RFC 4346 TLS 1.1 (April 2006)

   "In the interests of forward
   compatibility, it is permitted that a client hello message include
   extra data after the compression methods. This data MUST be included
   in the handshake hashes, but must otherwise be ignored. This is the
   only handshake message for which this is legal; for all other
   messages, the amount of data in the message MUST match the
   description of the message precisely.

RFC 4366 TLS Extensions (April 2006)
   Updates 4346 (TLS 1.1)
   "The document therefore updates TLS 1.0 [TLS] and TLS 1.1"
   "The extended server hello message format MAY be sent in place of the
   server hello message when the client has requested extended
   functionality via the extended client hello message"

RFC 5246 TLS 1.2

   "Clients MAY request extended functionality from servers by sending
   data in the extensions field.  The actual "Extension" format is
   defined in Section 7.4.1.4."
   "[server] A list of extensions.  Note that only extensions offered
   by the client can appear in the server's list."

------
My interpretation:

SSL 3.0  Allows room at the end of Client Hello for extra data.
         Is silent on extra data after Server Hello.
         No standard defines anything to be passed here.

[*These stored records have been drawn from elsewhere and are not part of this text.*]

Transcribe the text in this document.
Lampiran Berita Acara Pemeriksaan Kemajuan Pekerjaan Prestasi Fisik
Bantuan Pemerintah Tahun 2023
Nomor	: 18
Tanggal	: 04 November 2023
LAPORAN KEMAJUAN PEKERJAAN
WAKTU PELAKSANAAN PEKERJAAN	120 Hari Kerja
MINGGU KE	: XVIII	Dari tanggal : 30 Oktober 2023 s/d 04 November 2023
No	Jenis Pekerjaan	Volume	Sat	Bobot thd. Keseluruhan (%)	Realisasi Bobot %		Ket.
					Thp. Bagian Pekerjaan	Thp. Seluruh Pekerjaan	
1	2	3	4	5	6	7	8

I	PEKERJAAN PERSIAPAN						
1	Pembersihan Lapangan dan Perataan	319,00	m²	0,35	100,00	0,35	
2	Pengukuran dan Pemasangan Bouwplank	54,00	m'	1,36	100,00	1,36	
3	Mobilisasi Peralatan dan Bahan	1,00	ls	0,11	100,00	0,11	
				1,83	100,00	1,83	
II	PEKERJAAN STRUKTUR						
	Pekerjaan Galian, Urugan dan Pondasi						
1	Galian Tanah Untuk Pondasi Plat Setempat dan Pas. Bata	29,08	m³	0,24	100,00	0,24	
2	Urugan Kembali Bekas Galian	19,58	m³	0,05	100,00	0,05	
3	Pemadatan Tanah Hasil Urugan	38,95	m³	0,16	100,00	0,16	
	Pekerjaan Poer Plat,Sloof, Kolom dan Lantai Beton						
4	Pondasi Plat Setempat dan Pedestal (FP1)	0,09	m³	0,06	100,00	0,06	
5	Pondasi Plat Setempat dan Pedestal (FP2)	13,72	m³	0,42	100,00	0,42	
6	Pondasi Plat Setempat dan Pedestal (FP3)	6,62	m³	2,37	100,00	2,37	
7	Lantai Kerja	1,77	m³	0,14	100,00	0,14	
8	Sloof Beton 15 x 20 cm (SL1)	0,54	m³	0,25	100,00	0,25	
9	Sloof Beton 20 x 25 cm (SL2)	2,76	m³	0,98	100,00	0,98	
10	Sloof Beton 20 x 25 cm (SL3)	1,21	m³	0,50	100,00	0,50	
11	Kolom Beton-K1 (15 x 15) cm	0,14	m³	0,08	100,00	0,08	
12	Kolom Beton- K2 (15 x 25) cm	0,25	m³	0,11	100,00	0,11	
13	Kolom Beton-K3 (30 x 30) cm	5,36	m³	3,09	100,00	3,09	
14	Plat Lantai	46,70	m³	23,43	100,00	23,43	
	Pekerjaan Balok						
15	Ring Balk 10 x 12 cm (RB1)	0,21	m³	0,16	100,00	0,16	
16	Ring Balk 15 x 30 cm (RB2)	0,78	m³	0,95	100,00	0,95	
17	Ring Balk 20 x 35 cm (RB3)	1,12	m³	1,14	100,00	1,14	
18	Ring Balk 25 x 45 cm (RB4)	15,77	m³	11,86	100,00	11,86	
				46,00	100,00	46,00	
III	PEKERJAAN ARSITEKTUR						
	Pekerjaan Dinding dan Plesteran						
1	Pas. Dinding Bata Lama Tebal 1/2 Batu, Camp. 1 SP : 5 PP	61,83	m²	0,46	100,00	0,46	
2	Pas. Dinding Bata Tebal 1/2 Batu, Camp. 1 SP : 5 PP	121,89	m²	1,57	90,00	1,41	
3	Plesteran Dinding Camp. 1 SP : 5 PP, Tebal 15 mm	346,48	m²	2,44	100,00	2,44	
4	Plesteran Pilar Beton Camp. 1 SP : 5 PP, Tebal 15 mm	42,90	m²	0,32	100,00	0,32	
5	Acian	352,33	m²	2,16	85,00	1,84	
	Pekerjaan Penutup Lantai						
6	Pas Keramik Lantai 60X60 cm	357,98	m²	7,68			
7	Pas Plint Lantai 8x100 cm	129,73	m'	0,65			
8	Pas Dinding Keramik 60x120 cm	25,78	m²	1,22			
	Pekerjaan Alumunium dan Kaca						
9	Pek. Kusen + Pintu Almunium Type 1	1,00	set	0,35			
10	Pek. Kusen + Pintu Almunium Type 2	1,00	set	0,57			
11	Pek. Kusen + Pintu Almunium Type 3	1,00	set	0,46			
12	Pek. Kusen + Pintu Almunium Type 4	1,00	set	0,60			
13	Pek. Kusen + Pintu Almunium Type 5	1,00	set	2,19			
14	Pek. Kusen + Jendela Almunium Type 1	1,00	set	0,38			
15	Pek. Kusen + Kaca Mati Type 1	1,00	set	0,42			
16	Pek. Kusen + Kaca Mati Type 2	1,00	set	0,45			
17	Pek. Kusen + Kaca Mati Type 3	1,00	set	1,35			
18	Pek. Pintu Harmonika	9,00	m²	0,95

TLS 1.0  Allows room at the end of Client Hello for extra data
         Forbids extra data after Server Hello.
         Possibly went four years with no extensions defined,
         so early implementations were untested in this.

June 2003

RFC 3546 Uses room defined in TLS 1.0 to grow ClientHello into
         ExtendedClientHello.
         Defines a new ExtendedServerHello message without assigning
         it a new HandshakeType. This is probably OK. SSL proxying
         and monitoring may have been confused by this contradiction
         of the spec with no version number bump.

TLS 1.1  Reiterates that only ClientHello can have extra data.
         No provision for ExtendedServerHello.

RFC 4366 Updates TLS 1.0 and 1.1 to re-allow extensions.
         This was simultaneous to 1.1 spec, so just an update.

TLS 1.2  Defines extensions as part of the main TLS spec.

------
Conclusions:

Nothing defines extensions for SSL 3.0, how such servers will react when
sent extra ClientHello data is somewhat unpredictable.

Perfectly-conforming implmentations since spec of Jan 1999 should, in
theory, not be broken.

In practice, TLS server implementations designed before about 2004
probably had no compliant clients with which to test that would send any
data after the traditional ClientHello. Such systems probably shipped
for quite some time afterwards. For example, all pre-Vista Windows OS's
may be in this category based on design date.

There are a large number of TLS implementations that are not currently
extension-aware which will have to retrofit at least primitive support
in order to benefit from this security fix.